There are three plants cultivated in the gardens of the curious to which Bulbocodium is applied, either as a generic or a trivial name, viz. Narcissus Bulbocodium, Bulbocodium vernum, already figured, and the present plant: the Ixia Bulbocodium and Bulbocodium vernum are given in this work, not so much for their beauty as their rarity, not so much to gratify the eye, as to communicate a knowledge of two plants but little known, and liable to be confounded from a similarity of their names.
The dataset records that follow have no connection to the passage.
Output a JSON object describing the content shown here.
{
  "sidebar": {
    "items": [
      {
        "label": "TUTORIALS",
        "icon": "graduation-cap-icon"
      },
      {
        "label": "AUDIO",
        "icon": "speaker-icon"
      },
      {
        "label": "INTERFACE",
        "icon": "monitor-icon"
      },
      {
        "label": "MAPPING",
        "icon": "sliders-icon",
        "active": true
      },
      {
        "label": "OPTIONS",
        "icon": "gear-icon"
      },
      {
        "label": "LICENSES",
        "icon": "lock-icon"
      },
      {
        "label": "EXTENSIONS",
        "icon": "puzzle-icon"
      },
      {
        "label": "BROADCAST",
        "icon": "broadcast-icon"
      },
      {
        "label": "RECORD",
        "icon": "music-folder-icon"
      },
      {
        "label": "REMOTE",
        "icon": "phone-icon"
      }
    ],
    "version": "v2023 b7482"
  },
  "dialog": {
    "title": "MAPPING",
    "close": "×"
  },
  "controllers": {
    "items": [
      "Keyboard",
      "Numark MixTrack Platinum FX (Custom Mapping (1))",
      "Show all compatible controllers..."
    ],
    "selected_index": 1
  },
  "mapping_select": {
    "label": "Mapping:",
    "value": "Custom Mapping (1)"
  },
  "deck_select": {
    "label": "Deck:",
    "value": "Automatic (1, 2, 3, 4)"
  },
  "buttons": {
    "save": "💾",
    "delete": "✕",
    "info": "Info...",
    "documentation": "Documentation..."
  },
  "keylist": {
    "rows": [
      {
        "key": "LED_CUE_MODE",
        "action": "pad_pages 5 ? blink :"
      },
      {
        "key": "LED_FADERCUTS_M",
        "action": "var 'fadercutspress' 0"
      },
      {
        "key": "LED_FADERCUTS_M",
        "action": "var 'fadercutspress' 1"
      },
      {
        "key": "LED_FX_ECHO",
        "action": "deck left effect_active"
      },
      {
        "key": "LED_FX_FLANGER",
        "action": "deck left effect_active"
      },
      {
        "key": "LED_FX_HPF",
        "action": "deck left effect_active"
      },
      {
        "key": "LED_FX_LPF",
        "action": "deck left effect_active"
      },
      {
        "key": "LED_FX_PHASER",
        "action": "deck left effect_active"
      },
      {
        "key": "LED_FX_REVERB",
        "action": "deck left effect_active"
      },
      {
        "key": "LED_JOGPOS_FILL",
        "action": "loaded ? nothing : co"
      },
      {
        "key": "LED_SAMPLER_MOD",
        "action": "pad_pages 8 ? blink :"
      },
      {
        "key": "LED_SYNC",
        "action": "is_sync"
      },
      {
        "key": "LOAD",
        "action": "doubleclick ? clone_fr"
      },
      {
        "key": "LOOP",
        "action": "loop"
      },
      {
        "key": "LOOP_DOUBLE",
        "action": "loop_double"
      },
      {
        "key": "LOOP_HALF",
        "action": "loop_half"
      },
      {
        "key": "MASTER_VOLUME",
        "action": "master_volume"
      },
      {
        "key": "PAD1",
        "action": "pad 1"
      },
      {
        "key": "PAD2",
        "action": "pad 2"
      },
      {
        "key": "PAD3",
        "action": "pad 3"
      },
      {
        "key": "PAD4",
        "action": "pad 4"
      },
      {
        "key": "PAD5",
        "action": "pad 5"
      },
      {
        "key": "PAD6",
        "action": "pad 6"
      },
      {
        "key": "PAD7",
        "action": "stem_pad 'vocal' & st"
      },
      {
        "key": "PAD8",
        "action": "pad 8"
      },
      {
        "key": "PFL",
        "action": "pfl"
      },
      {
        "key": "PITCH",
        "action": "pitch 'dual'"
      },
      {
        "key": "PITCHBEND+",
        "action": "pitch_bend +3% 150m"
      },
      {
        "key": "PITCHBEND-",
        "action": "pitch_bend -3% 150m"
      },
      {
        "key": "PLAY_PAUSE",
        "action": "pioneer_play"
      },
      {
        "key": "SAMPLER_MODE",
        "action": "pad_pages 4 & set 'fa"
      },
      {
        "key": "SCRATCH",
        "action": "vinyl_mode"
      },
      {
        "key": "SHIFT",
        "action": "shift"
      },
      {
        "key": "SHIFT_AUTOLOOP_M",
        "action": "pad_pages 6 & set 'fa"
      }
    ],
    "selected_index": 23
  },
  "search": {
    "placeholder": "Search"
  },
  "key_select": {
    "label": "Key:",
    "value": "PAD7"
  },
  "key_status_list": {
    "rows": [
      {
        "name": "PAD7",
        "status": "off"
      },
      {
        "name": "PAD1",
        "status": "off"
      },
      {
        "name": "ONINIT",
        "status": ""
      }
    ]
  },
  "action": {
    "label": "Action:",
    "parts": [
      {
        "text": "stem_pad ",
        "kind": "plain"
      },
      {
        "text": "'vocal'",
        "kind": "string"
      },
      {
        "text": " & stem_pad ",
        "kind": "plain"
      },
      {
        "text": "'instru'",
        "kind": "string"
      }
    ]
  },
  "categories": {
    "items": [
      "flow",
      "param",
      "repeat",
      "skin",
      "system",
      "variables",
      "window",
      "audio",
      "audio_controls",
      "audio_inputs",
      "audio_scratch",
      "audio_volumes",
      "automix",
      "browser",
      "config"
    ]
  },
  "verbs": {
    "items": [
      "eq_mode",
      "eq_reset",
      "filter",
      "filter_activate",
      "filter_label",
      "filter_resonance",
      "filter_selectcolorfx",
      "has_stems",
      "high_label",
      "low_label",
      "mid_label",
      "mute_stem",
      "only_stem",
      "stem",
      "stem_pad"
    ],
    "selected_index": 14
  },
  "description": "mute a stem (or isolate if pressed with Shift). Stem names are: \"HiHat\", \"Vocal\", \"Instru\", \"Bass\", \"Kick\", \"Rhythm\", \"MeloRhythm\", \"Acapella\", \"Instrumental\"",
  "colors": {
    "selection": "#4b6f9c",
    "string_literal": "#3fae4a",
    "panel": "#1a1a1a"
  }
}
This is one of the few hardy species of the genus, and grows wild in many parts of Spain and Italy; it is said to have been found in Guernsey: it affects hilly and dry situations, will grow readily in almost any soil, especially if fresh, and not infested with vermin: it flowers about the middle of April, the blossoms do not expand fully unless exposed to the sun, and are not of long duration: authors describe the wild plants as varying greatly in colour, vid. Clus. they are most commonly pale blue.
Like the Crocus, it increases readily by offsets.
Was cultivated by Mr. Miller, in 1739, Ait. Kew. Bulbocodium, 1. in the 6th edition of his Dictionary in 4to, is not this plant, but the Anthericum scrotinum, Jacq. Fl. Austr. v. 5. app. t. 38.